Wednesday 23 August 2017

Iowa



At last, my copy of the reprinted edition of Nancy Rexroth's Iowa has finally arrived. Announced for publication in April way back in March, that release date has been revised five times since. No doubt there were production problems, but I was happy to wait. The original and only previous edition was published back in 1977, after all.

If you've never come across this much-imitated and influential body of work before, you may well find it of little interest. But if you have then, like me, you've probably been trying to get hold of a decent copy for decades. They're around, but forty-year-old paperbacks tend not to wear well, and the good ones are very over-priced. This University of Texas hardback reprint is beautifully done, and if you want one I recommend you get a copy as soon as you can: it's bound to sell out quickly.

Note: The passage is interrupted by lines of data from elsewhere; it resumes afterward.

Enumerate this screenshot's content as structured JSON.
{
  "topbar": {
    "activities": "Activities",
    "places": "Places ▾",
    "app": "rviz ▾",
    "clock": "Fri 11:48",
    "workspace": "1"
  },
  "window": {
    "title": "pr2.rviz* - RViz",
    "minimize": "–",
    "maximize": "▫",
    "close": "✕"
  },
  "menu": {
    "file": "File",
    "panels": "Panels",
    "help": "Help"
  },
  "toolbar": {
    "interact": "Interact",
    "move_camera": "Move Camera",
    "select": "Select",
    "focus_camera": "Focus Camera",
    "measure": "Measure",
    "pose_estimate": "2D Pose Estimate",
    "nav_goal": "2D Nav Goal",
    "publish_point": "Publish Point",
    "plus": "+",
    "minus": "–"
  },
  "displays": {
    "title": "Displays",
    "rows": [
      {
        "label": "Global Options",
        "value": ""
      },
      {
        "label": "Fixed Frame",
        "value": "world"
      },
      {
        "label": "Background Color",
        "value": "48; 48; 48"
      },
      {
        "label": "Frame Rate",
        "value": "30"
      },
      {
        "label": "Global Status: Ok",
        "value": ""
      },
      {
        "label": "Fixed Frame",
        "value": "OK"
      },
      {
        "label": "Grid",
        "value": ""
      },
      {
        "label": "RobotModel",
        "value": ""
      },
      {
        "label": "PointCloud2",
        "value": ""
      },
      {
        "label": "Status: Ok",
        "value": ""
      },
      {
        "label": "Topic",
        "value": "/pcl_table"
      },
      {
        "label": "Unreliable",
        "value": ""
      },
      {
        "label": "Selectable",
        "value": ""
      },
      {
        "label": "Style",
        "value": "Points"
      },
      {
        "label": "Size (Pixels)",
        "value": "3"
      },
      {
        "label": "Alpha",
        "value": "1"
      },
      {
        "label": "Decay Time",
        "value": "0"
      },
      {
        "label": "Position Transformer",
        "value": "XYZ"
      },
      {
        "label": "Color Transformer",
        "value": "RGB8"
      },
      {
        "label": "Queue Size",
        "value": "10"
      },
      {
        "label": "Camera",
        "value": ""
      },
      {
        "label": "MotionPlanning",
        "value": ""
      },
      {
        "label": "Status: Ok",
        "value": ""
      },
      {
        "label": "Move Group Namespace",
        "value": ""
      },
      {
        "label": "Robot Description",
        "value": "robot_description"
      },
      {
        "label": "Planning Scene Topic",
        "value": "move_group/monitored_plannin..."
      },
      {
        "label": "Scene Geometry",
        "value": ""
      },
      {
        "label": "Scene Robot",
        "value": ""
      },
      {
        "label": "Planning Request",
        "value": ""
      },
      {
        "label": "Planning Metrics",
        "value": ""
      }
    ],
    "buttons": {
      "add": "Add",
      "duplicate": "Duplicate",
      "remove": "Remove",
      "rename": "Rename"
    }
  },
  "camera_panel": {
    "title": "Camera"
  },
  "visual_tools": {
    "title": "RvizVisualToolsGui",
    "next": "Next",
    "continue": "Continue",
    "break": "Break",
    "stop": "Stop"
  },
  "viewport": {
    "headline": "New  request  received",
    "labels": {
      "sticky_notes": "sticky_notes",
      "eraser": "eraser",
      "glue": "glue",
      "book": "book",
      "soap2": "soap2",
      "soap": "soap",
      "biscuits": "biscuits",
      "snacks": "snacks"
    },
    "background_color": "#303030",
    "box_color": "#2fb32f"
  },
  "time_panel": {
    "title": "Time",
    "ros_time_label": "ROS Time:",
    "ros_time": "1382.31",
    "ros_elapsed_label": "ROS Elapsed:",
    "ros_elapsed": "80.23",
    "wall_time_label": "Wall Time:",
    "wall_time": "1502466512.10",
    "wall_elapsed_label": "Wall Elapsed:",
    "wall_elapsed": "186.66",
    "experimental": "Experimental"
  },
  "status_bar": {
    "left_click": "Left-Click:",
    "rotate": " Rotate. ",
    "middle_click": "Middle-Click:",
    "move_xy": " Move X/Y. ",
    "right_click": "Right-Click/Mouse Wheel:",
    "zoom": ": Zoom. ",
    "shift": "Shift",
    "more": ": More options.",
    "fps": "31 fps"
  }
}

So what's the big deal? Well, I think of Iowa as the photo-book equivalent of a cult album like The Velvet Underground & Nico, or Nick Drake's Five Leaves Left, or maybe even more appropriately Vashti Bunyan's Just Another Diamond Day. That is, a one-off gem produced before the wider world was ready for it, but which has subsequently come to exercise a deep influence on other practitioners, and whose rarity makes it much sought-after by collectors. The headline is that Rexroth used a plastic-lensed "Diana" camera to make her pictures: the whole "toy camera" aesthetic starts here. But more important is her deliberate use of lo-fi, repetitive means to evoke complex and fleeting emotional responses, a sort of antidote to the photographic obsession with cold technical perfection and single, stand-out images. In fact, virtually none of the photographs were actually made in the state named in the title: this book is an act of conjuration, the desire and pursuit of her own private Idaho Iowa. The book is also a model of how to sequence your work so that it can become greater than the sum of its parts.

Having made her seminal contribution, Nancy Rexroth vanished from the photographic scene, rather like Vashti Bunyan, only to re-emerge from a parallel life 40 years later to find that she had become famous in her absence. She now has a website here, where you can read about the book and see the whole of the work.

"Turkeys Advance", Albany, Ohio 1973
from Iowa

Tuesday 22 August 2017

Life on Mars


"Do y'like school, then, Michael?"

When I was small, this was the inevitable, ritual question posed by visiting older relatives. As I recall, this was usually pretty much the sum total of our conversation; in our family, "children should be seen and not heard" was taken quite seriously. Situated somewhere on the spectrum between "So, do you enjoy being assaulted with a stick?" and "I prefer tea, myself, but I can see coffee has its points", the question encapsulated the gulf between our generations, between those who survived the fag-end of Victorian Britain, and those who were embracing the benefits of the New Elizabethan Age. They had no more idea of what wonderful things went on in the child-centred utopia that was a 1960s New Town primary school than I had of the rigours of caning and shaming that constituted the schooling of the poor at the turn of the twentieth century.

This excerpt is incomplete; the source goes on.